The goals of the next generation transportation systems are to alleviate congestion, reduce energy use and emissions, and improve safety. Core disruptive technologies for such transportation systems include vehicle connectivity, vehicle automation, and the notion of shared personalized infrastructure enabled by mobility on demand systems. The central challenge is to develop more efficient transportation systems to connect communities and increase access, without also increasing the negative consequences of transportation (e.g., emissions, energy consumption, and congestion). Connected and automated vehicles (CAVs) provide the most intriguing opportunity for enabling users (including individual vehicles and traffic control centers) to better monitor transportation network conditions and make better operating decisions to improve safety and reduce pollution, energy consumption, and travel delays.
Recognition of the necessity of CAVs is gaining momentum. Many stakeholders intuitively see the benefits of multiscale vehicle control systems and have started to develop business cases for their respective domains, including the automotive and insurance industries, government and service providers. It seems clear that the availability of vehicle-to-vehicle communication has the potential to reduce traffic accidents and ease congestion by enabling vehicles to more rapidly account for changes in their mutual environment. Likewise, vehicle-to-infrastructure communication, e.g., communication with traffic structures, nearby buildings, and traffic lights, should allow for individual vehicle control systems to account for unpredictable changes in local infrastructure.

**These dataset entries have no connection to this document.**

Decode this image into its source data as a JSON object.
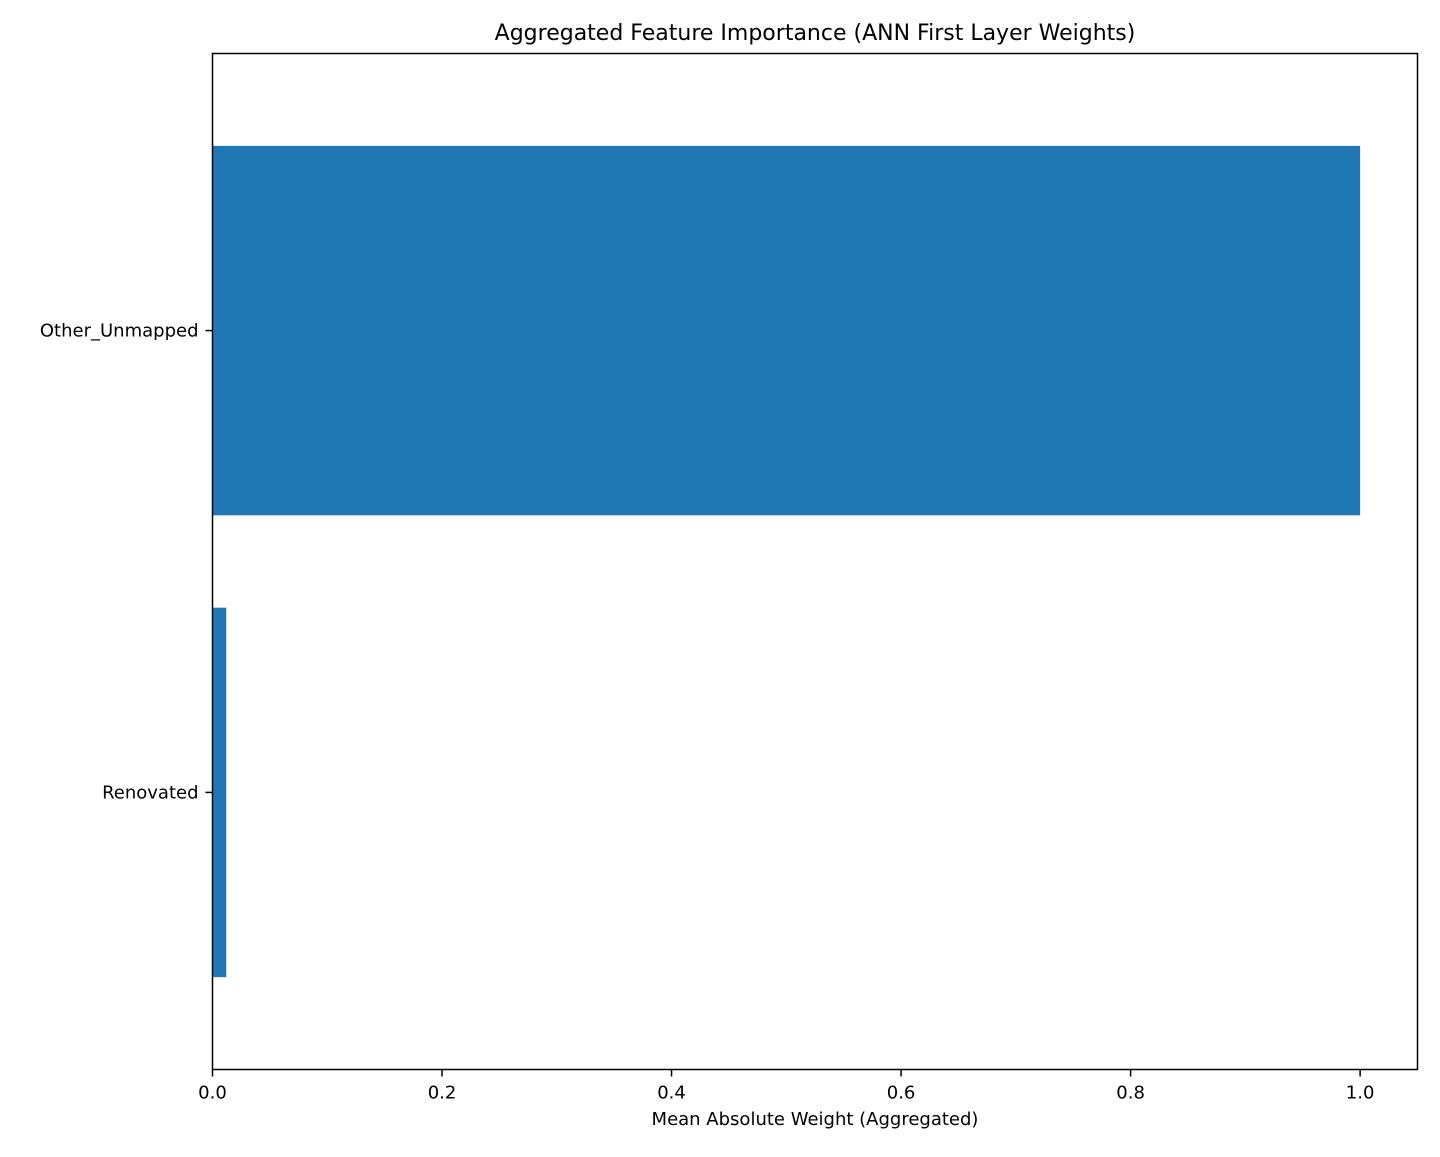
{
  "chart_data": {
    "type": "bar",
    "orientation": "horizontal",
    "title": "Aggregated Feature Importance (ANN First Layer Weights)",
    "xlabel": "Mean Absolute Weight (Aggregated)",
    "ylabel": "",
    "categories": [
      "Other_Unmapped",
      "Renovated"
    ],
    "values": [
      1.0,
      0.012
    ],
    "xlim": [
      0.0,
      1.05
    ],
    "xticks": [
      0.0,
      0.2,
      0.4,
      0.6,
      0.8,
      1.0
    ],
    "xtick_labels": [
      "0.0",
      "0.2",
      "0.4",
      "0.6",
      "0.8",
      "1.0"
    ],
    "grid": false,
    "bar_color": "#1f77b4"
  }
}
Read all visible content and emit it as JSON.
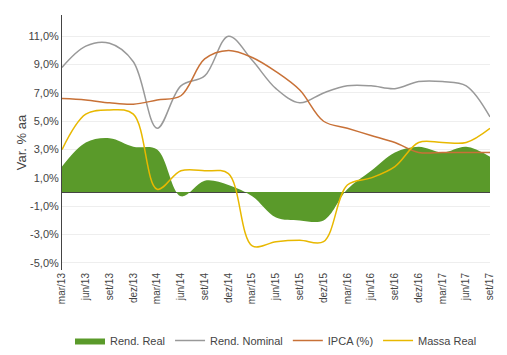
{
  "chart_data": {
    "type": "line",
    "categories": [
      "mar/13",
      "jun/13",
      "set/13",
      "dez/13",
      "mar/14",
      "jun/14",
      "set/14",
      "dez/14",
      "mar/15",
      "jun/15",
      "set/15",
      "dez/15",
      "mar/16",
      "jun/16",
      "set/16",
      "dez/16",
      "mar/17",
      "jun/17",
      "set/17"
    ],
    "series": [
      {
        "name": "Rend. Real",
        "type": "area",
        "color": "#5a9a2a",
        "values": [
          1.8,
          3.5,
          3.8,
          3.2,
          3.0,
          -0.3,
          0.8,
          0.5,
          -0.3,
          -1.8,
          -2.0,
          -2.0,
          0.2,
          1.5,
          2.8,
          3.2,
          2.8,
          3.2,
          2.5
        ]
      },
      {
        "name": "Rend. Nominal",
        "type": "line",
        "color": "#999999",
        "values": [
          8.8,
          10.3,
          10.5,
          9.2,
          4.5,
          7.5,
          8.2,
          11.0,
          9.3,
          7.3,
          6.3,
          7.0,
          7.5,
          7.5,
          7.3,
          7.8,
          7.8,
          7.5,
          5.3
        ]
      },
      {
        "name": "IPCA (%)",
        "type": "line",
        "color": "#c87137",
        "values": [
          6.6,
          6.5,
          6.3,
          6.2,
          6.5,
          6.8,
          9.4,
          10.0,
          9.5,
          8.5,
          7.2,
          5.0,
          4.5,
          4.0,
          3.5,
          2.8,
          2.8,
          2.8,
          2.8
        ]
      },
      {
        "name": "Massa Real",
        "type": "line",
        "color": "#e8b800",
        "values": [
          3.0,
          5.5,
          5.8,
          5.5,
          0.2,
          1.5,
          1.5,
          1.3,
          -3.8,
          -3.5,
          -3.4,
          -3.5,
          0.5,
          1.0,
          1.8,
          3.5,
          3.5,
          3.5,
          4.5
        ]
      }
    ],
    "ylabel": "Var. % aa",
    "ylim": [
      -5.5,
      12.5
    ],
    "yticks": [
      {
        "value": -5.0,
        "label": "-5,0%"
      },
      {
        "value": -3.0,
        "label": "-3,0%"
      },
      {
        "value": -1.0,
        "label": "-1,0%"
      },
      {
        "value": 1.0,
        "label": "1,0%"
      },
      {
        "value": 3.0,
        "label": "3,0%"
      },
      {
        "value": 5.0,
        "label": "5,0%"
      },
      {
        "value": 7.0,
        "label": "7,0%"
      },
      {
        "value": 9.0,
        "label": "9,0%"
      },
      {
        "value": 11.0,
        "label": "11,0%"
      }
    ],
    "grid": true,
    "legend": "bottom"
  }
}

The overarching goal of this project is to establish a rigorous optimization framework and develop decentralized control algorithms for online coordination of CAVs. The underlying concept hinges on the idea that in the “new world” of massive amounts of data from vehicles and infrastructure, what we used to model as uncertainty (noise or disturbance) becomes additional input or extra state information in a much higher-dimensional vector. The vehicle can no longer operate in isolation and must integrate external data and being considered as part of the entire system. The direct implication of this approach is that it changes the mathematical framework of how traffic flow is optimized by converting noise-based models into almost entirely deterministic ones with larger state spaces. In this context, we have produced the following outcome:
- Modeled mathematically vehicle interactions in different transportation segments, e.g., intersections, merging roadways, speed harmonization in highways.
- Formulated and solved an optimal control problem, the solution of which yields the optimal coordination of CAVs in these transportation segments.
- Quantified the impact of these concepts in terms of fuel consumption and travel time, where it was shown that fuel consumption can be improved by up to 65% whereas travel time by up to 35%.